1972 saw the release of the first dedicated video game console which could be played on a television set: The Magnavox Odyssey. The Odyssey sold for $99.95 in 1972 dollars and came with 2 controllers and a light gun. 

The creator of the Magnavox Odyssey was Ralph Baer, who is considered the father of the video game industry. Before the Odyssey there were games, but this was the first device to be sold to consumers as a game with the intent of making a business off of it. 

1972 also saw the creation of the Atari corporation by one of the developers of Computer Space, Nolan Bushnell. They released Atari’s first cabinet arcade game, Pong, which was the first really popular arcade game. Pong was a descendent of the original Tennis for Two from 1958.

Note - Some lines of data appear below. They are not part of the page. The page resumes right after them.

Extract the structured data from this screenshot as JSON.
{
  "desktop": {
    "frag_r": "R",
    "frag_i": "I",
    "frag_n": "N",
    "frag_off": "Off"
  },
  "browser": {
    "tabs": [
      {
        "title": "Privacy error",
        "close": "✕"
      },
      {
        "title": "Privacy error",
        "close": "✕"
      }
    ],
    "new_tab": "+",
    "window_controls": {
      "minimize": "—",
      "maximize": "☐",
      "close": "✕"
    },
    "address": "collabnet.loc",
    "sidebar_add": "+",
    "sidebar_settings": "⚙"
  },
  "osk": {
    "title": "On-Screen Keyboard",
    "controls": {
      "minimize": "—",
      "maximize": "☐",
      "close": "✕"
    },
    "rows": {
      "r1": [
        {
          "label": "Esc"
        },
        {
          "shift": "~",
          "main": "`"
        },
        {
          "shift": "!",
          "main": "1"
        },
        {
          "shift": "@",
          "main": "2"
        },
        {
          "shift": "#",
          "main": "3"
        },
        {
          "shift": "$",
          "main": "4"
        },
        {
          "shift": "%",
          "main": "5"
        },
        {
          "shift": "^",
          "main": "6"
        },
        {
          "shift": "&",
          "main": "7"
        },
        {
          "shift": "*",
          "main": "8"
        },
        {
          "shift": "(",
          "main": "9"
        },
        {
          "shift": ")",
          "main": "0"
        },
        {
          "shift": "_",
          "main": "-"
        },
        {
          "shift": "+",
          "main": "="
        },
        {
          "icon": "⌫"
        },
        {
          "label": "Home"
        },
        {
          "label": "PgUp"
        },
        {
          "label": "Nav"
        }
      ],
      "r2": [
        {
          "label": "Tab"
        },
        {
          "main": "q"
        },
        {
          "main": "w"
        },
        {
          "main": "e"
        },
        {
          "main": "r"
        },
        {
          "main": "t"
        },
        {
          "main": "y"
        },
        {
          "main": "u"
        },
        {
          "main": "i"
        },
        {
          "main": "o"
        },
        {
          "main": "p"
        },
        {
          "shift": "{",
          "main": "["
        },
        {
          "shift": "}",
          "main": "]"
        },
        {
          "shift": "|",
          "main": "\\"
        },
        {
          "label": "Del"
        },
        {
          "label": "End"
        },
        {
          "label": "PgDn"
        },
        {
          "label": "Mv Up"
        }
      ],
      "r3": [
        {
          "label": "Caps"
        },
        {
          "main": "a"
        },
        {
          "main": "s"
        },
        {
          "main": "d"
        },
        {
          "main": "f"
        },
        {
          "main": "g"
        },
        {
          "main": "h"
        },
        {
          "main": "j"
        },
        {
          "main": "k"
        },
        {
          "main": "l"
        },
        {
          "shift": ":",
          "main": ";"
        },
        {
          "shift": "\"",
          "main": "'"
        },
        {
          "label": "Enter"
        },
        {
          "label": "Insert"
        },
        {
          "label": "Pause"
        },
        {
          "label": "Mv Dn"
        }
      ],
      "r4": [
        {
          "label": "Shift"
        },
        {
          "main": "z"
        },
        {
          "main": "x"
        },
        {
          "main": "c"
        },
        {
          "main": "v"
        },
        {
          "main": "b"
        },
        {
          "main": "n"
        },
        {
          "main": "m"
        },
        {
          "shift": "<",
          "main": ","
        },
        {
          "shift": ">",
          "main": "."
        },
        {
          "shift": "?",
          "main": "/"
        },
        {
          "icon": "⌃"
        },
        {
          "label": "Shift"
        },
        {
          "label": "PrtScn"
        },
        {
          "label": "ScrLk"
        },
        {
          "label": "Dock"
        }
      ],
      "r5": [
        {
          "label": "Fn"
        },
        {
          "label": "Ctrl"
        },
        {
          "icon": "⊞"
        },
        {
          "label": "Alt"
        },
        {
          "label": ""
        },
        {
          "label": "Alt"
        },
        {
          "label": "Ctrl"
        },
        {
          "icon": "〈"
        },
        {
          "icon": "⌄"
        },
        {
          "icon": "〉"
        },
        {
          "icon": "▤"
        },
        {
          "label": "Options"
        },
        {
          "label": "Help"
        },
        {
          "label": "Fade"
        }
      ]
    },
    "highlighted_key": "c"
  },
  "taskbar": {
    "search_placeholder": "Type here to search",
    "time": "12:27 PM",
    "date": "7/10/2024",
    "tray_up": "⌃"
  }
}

Pong was the first computer game I remember playing in the 1970s. My dad purchased a Radio Shack knock off which hooked up to the TV set and it played four different games you selected by turning a knob, and it costs $29.99.

1977 and 1978 saw a real explosion of video games into popular culture. 

In 1977 Atari released the Atari 2600 console, which was the first and really only console that I’ve ever owned. The 2600 wasn’t the first device to sell games separately as read only memory or ROM cartridges, but it did popularize the practice of selling games separately. 

1978 saw the release of Space Invaders, which quickly became the most popular arcade video game in the world. 

In 1980, Atari got the license to release Space Invaders for the 2600, and sales quadrupled within a single year. 

The early 80s saw an explosion in arcade culture. That was where I went as a kid to hang out. Computer games had found a spot in the center of popular culture as evidenced by the 1982 movie Tron. 

Around this time you also saw the sale of mass-market home computers. Machines like the Apple II, and Commodore 64.

One of my friends had a Commodore Vic 20 and I can still remember buying video game magazines where they would have all the code for the game published in the magazine. We would have to type the code into the computer exactly as it was shown, and if we screwed up a single character, the game wouldn’t work. 

The other big advance in gaming in the 1980s was the first networked games. Dial-up bulletin boards were increasingly popular, and while incredibly slow, they did work well enough for text-based adventure games. 

The late 80s also saw a shift in the video game industry from the United States to Japan. Companies like Nintendo and Sega, which popularized 16-bit computer consoles in the late 80s and early 90s, became the dominant players in the industry.

Obviously, the video game industry kept getting bigger into the 90s and beyond, and most of you were probably around for most of it. Consoles kept getting better, the internet radically changed how we play games with each other, and smartphones allowed people to spend ridiculous amounts of money on games like Farmville. 

However, there is one last game that I want to mention, because its legacy is still with us today in a very literal sense: Doom. 

Doom was the game that popularized the genre of first-person shooters. Released in 1993, it was originally released as shareware. I remember seeing CD’s of Doom for sale at the checkout register at computer stores. 

When it was released, Doom was a cutting-edge game for serious desktop computers. 

Since then, however, a small community of people has taken it upon themselves to install the original Doom code on pretty much any and every device you can think of. 

It has been installed on digital cameras, industrial equipment, printers with small screens, an oscilloscope, a single key of a programable keyboard, smartwatches, ATM machines, stadium jumbotrons, and even a digital home pregnancy test!  (FYI, the pregnancy test had a 128×32 monochrome display). 

Now well into the 21st century, the video game industry just keeps getting bigger and better. Tools like the Unreal Engine are allowing developers to create games that are now almost lifelike.

All of this creativity and technology owes its existence to a 13-foot high Canadian computer that could play tic-tac-toe.